Mason, Dennis and Gabe all work at the Stanton Family Cinema.  They have been shilling popcorn for longer than any of them care to remember.  The film is an episodic work where the three overgrown boys must make decisions that should turn them into men.  Mason is the leader of the group, a married man with a young child and another on the way.  Dennis is trying to get over his breakup by hitting the bottle.  Gabe dreams of getting away and going to film school.  He has a major fear of talking to females.   


There are some funny moments in Cinema Six and a few moments where it dragged along.  Writer/directors Cole Selix and Mark Potts have crafted a film that definitely comes from being behind the counter.  Much like the film Waiting, it is the kind of film where if you have worked in the industry, the film is a very ‘in the know’ kind of funny.


The film plays again at the Magnolia on Saturday April 14 at 2:15 PM


The second film of the night was Liberal Arts.  It was the opening night film but I could not make it until now.  The theater was packed, standing room only.  There was a tremendous buzz on this motion picture.  The film is part of the Premiere Series—films that have release dates and distribution deals.


The story was of Jesse Fisher (Josh Radnor) a thirty-something who is getting over a bad break-up.  He works with admissions for a New York university but is unfulfilled with his job.  His college professor (Richard Jenkins) invites Jesse to come back to Ohio for the old man’s retirement dinner. 


While soaking up all the nostalgia of being back on campus, he meets college sophomore Zibby (Elizabeth Olsen), a nineteen year-old free spirit.  The two spend some time together and keep up a correspondence after he leaves.  It becomes a May-December romance. 


But the film is also about so much more.  It is about contentment in life and how your job does not define your happiness.  Yes, the centerpiece of the film is between Josh and Zibby but is also about making decisions and taking chances.  Like the Richard Jenkins character says, “No body feels like an adult.” 

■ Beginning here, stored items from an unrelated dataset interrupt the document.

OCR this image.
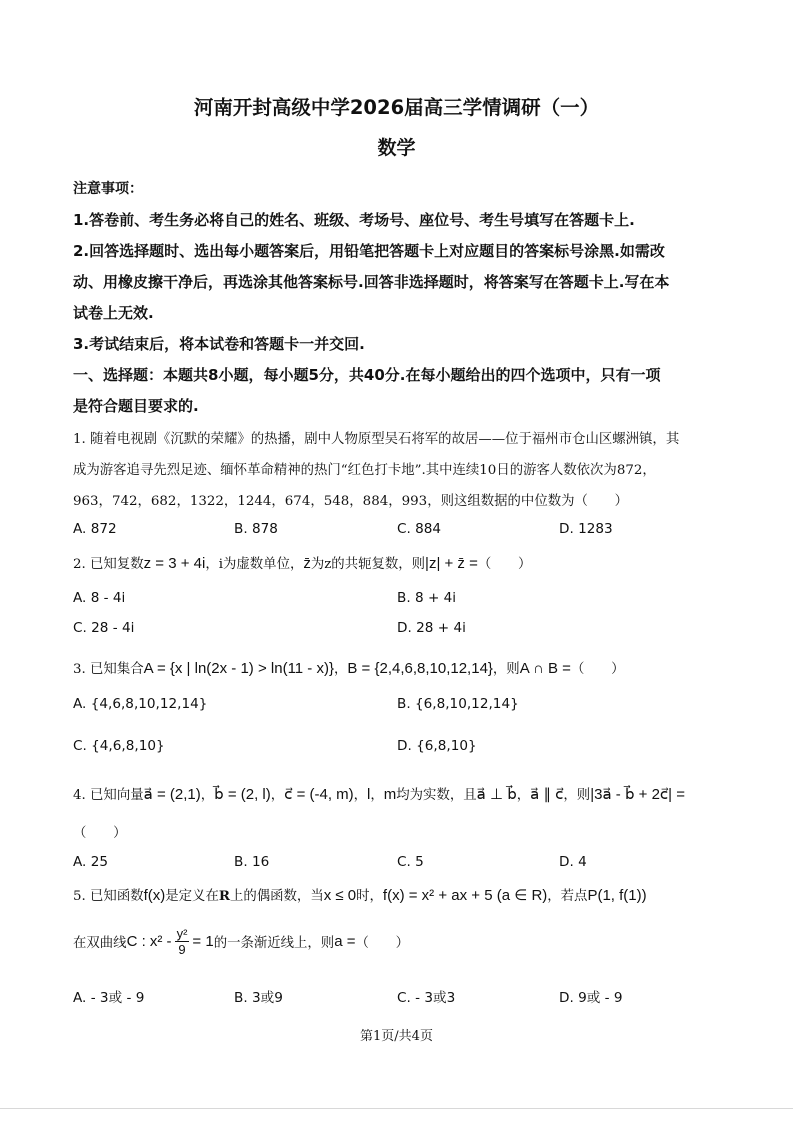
河南开封高级中学2026届高三学情调研（一）
数学
注意事项：
1.答卷前、考生务必将自己的姓名、班级、考场号、座位号、考生号填写在答题卡上.
2.回答选择题时、选出每小题答案后，用铅笔把答题卡上对应题目的答案标号涂黑.如需改
动、用橡皮擦干净后，再选涂其他答案标号.回答非选择题时，将答案写在答题卡上.写在本
试卷上无效.
3.考试结束后，将本试卷和答题卡一并交回.
一、选择题：本题共8小题，每小题5分，共40分.在每小题给出的四个选项中，只有一项
是符合题目要求的.
1. 随着电视剧《沉默的荣耀》的热播，剧中人物原型吴石将军的故居——位于福州市仓山区螺洲镇，其
成为游客追寻先烈足迹、缅怀革命精神的热门“红色打卡地”.其中连续10日的游客人数依次为872，
963，742，682，1322，1244，674，548，884，993，则这组数据的中位数为（　　）
A. 872	B. 878	C. 884	D. 1283
2. 已知复数z = 3 + 4i，i为虚数单位，z̄为z的共轭复数，则|z| + z̄ =（　　）
A. 8 - 4i	B. 8 + 4i
C. 28 - 4i	D. 28 + 4i
3. 已知集合A = {x | ln(2x - 1) > ln(11 - x)}，B = {2,4,6,8,10,12,14}，则A ∩ B =（　　）
A. {4,6,8,10,12,14}	B. {6,8,10,12,14}
C. {4,6,8,10}	D. {6,8,10}
4. 已知向量a⃗ = (2,1)，b⃗ = (2, l)，c⃗ = (-4, m)，l，m均为实数，且a⃗ ⊥ b⃗，a⃗ ∥ c⃗，则|3a⃗ - b⃗ + 2c⃗| =
（　　）
A. 25	B. 16	C. 5	D. 4
5. 已知函数f(x)是定义在R上的偶函数，当x ≤ 0时，f(x) = x² + ax + 5 (a ∈ R)，若点P(1, f(1))
在双曲线 C : $x^2 - \frac{\text{y²}}{9} = 1$ 的一条渐近线上，则 a = （　　）
A. - 3或 - 9	B. 3或9	C. - 3或3	D. 9或 - 9
第1页/共4页
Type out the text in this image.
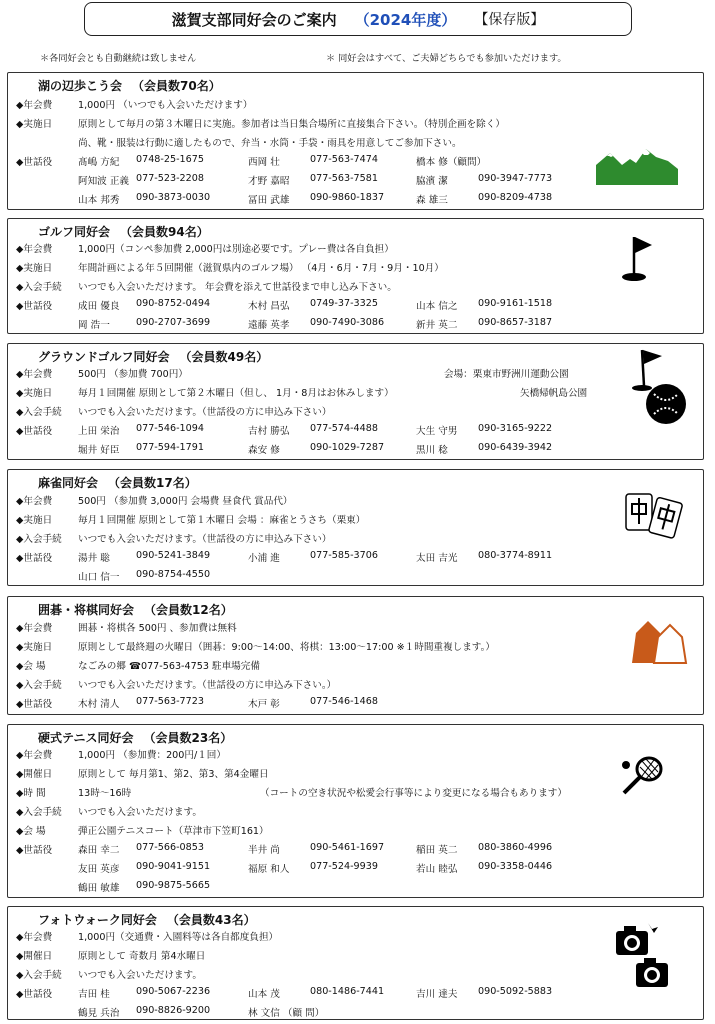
滋賀支部同好会のご案内 （2024年度） 【保存版】
＊各同好会とも自動継続は致しません	＊ 同好会はすべて、ご夫婦どちらでも参加いただけます。
湖の辺歩こう会 （会員数70名）
◆年会費	1,000円 （いつでも入会いただけます）
◆実施日	原則として毎月の第３木曜日に実施。参加者は当日集合場所に直接集合下さい。（特別企画を除く）
尚、靴・服装は行動に適したもので、弁当・水筒・手袋・雨具を用意してご参加下さい。
◆世話役	髙嶋 方紀 0748-25-1675	西岡 壮	077-563-7474	橋本 修（顧問）
阿知波 正義 077-523-2208	才野 嘉昭 077-563-7581	脇濱 潔	090-3947-7773
山本 邦秀 090-3873-0030	冨田 武雄 090-9860-1837	森 雄三	090-8209-4738
ゴルフ同好会 （会員数94名）
◆年会費	1,000円（コンペ参加費 2,000円は別途必要です。プレー費は各自負担）
◆実施日	年間計画による年５回開催（滋賀県内のゴルフ場） （4月・6月・7月・9月・10月）
◆入会手続 いつでも入会いただけます。 年会費を添えて世話役まで申し込み下さい。
◆世話役	成田 優良 090-8752-0494	木村 昌弘 0749-37-3325	山本 信之 090-9161-1518
岡 浩一	090-2707-3699	遠藤 英孝 090-7490-3086	新井 英二 090-8657-3187
グラウンドゴルフ同好会 （会員数49名）
◆年会費	500円 （参加費 700円）	会場：栗東市野洲川運動公園
◆実施日	毎月１回開催 原則として第２木曜日（但し、 1月・8月はお休みします）	矢橋帰帆島公園
◆入会手続 いつでも入会いただけます。（世話役の方に申込み下さい）
◆世話役	上田 栄治 077-546-1094	吉村 勝弘 077-574-4488	大生 守男 090-3165-9222
堀井 好臣 077-594-1791	森安 修	090-1029-7287	黒川 稔	090-6439-3942
麻雀同好会 （会員数17名）
◆年会費	500円 （参加費 3,000円 会場費 昼食代 賞品代）
◆実施日	毎月１回開催 原則として第１木曜日 会場 ：麻雀とうさち（栗東）
◆入会手続 いつでも入会いただけます。（世話役の方に申込み下さい）
◆世話役	湯井 聡	090-5241-3849	小浦 進	077-585-3706	太田 吉光 080-3774-8911
山口 信一 090-8754-4550
囲碁・将棋同好会 （会員数12名）
◆年会費	囲碁・将棋各 500円 、参加費は無料
◆実施日	原則として最終週の火曜日（囲碁：9:00～14:00、将棋：13:00～17:00 ※１時間重複します。）
◆会 場	なごみの郷 ☎077-563-4753 駐車場完備
◆入会手続 いつでも入会いただけます。（世話役の方に申込み下さい。）
◆世話役	木村 清人 077-563-7723	木戸 彰	077-546-1468
硬式テニス同好会 （会員数23名）
◆年会費	1,000円 （参加費：200円/１回）
◆開催日	原則として 毎月第1、第2、第3、第4金曜日
◆時 間	13時～16時	（コートの空き状況や松愛会行事等により変更になる場合もあります）
◆入会手続 いつでも入会いただけます。
◆会 場	弾正公園テニスコート（草津市下笠町161）
◆世話役	森田 幸二 077-566-0853	半井 尚	090-5461-1697	稲田 英二 080-3860-4996
友田 英彦 090-9041-9151	福原 和人 077-524-9939	若山 睦弘 090-3358-0446
鶴田 敏雄 090-9875-5665
フォトウォーク同好会 （会員数43名）
◆年会費	1,000円（交通費・入園料等は各自都度負担）
◆開催日	原則として 奇数月 第4水曜日
◆入会手続 いつでも入会いただけます。
◆世話役	吉田 桂	090-5067-2236	山本 茂	080-1486-7441	吉川 達夫 090-5092-5883
鶴見 兵治 090-8826-9200	林 文信 （顧 問）
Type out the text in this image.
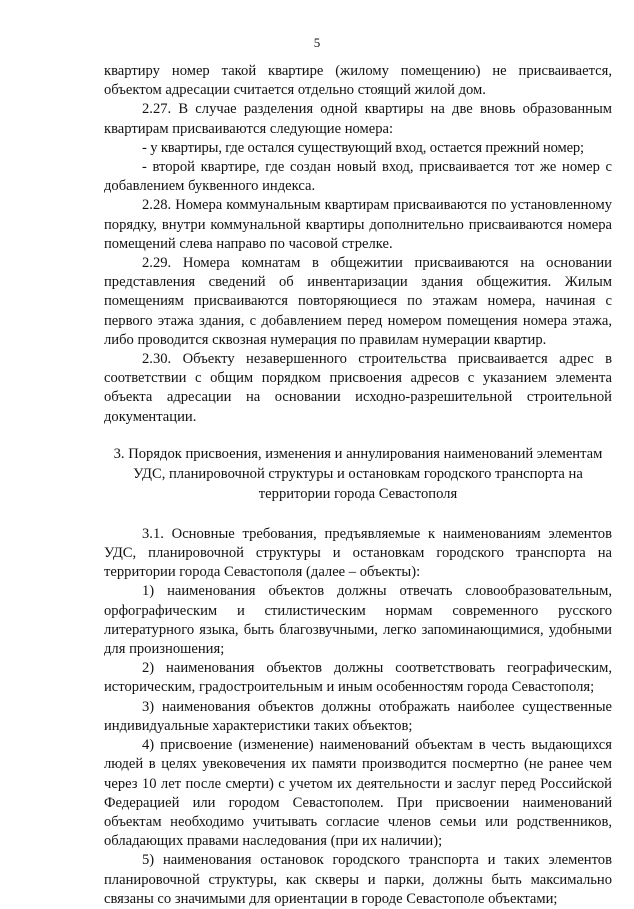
5

квартиру номер такой квартире (жилому помещению) не присваивается, объектом адресации считается отдельно стоящий жилой дом.

2.27. В случае разделения одной квартиры на две вновь образованным квартирам присваиваются следующие номера:

- у квартиры, где остался существующий вход, остается прежний номер;

- второй квартире, где создан новый вход, присваивается тот же номер с добавлением буквенного индекса.

2.28. Номера коммунальным квартирам присваиваются по установленному порядку, внутри коммунальной квартиры дополнительно присваиваются номера помещений слева направо по часовой стрелке.

2.29. Номера комнатам в общежитии присваиваются на основании представления сведений об инвентаризации здания общежития. Жилым помещениям присваиваются повторяющиеся по этажам номера, начиная с первого этажа здания, с добавлением перед номером помещения номера этажа, либо проводится сквозная нумерация по правилам нумерации квартир.

2.30. Объекту незавершенного строительства присваивается адрес в соответствии с общим порядком присвоения адресов с указанием элемента объекта адресации на основании исходно-разрешительной строительной документации.

3. Порядок присвоения, изменения и аннулирования наименований элементам УДС, планировочной структуры и остановкам городского транспорта на территории города Севастополя

3.1. Основные требования, предъявляемые к наименованиям элементов УДС, планировочной структуры и остановкам городского транспорта на территории города Севастополя (далее – объекты):

1) наименования объектов должны отвечать словообразовательным, орфографическим и стилистическим нормам современного русского литературного языка, быть благозвучными, легко запоминающимися, удобными для произношения;

2) наименования объектов должны соответствовать географическим, историческим, градостроительным и иным особенностям города Севастополя;

3) наименования объектов должны отображать наиболее существенные индивидуальные характеристики таких объектов;

4) присвоение (изменение) наименований объектам в честь выдающихся людей в целях увековечения их памяти производится посмертно (не ранее чем через 10 лет после смерти) с учетом их деятельности и заслуг перед Российской Федерацией или городом Севастополем. При присвоении наименований объектам необходимо учитывать согласие членов семьи или родственников, обладающих правами наследования (при их наличии);

5) наименования остановок городского транспорта и таких элементов планировочной структуры, как скверы и парки, должны быть максимально связаны со значимыми для ориентации в городе Севастополе объектами;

This is one of the best films I have seen this year and one of the best films I have ever seen at a film festival.  Director Josh Radnor has crafted a very honest and thoughtful cinematic essay on what it means to be going through middle life.  A full review will come out closer to the actual opening date.  The film will open nationwide in September. 


Liberal Arts plays again on Friday, April 20 at 7 PM at the Angelika.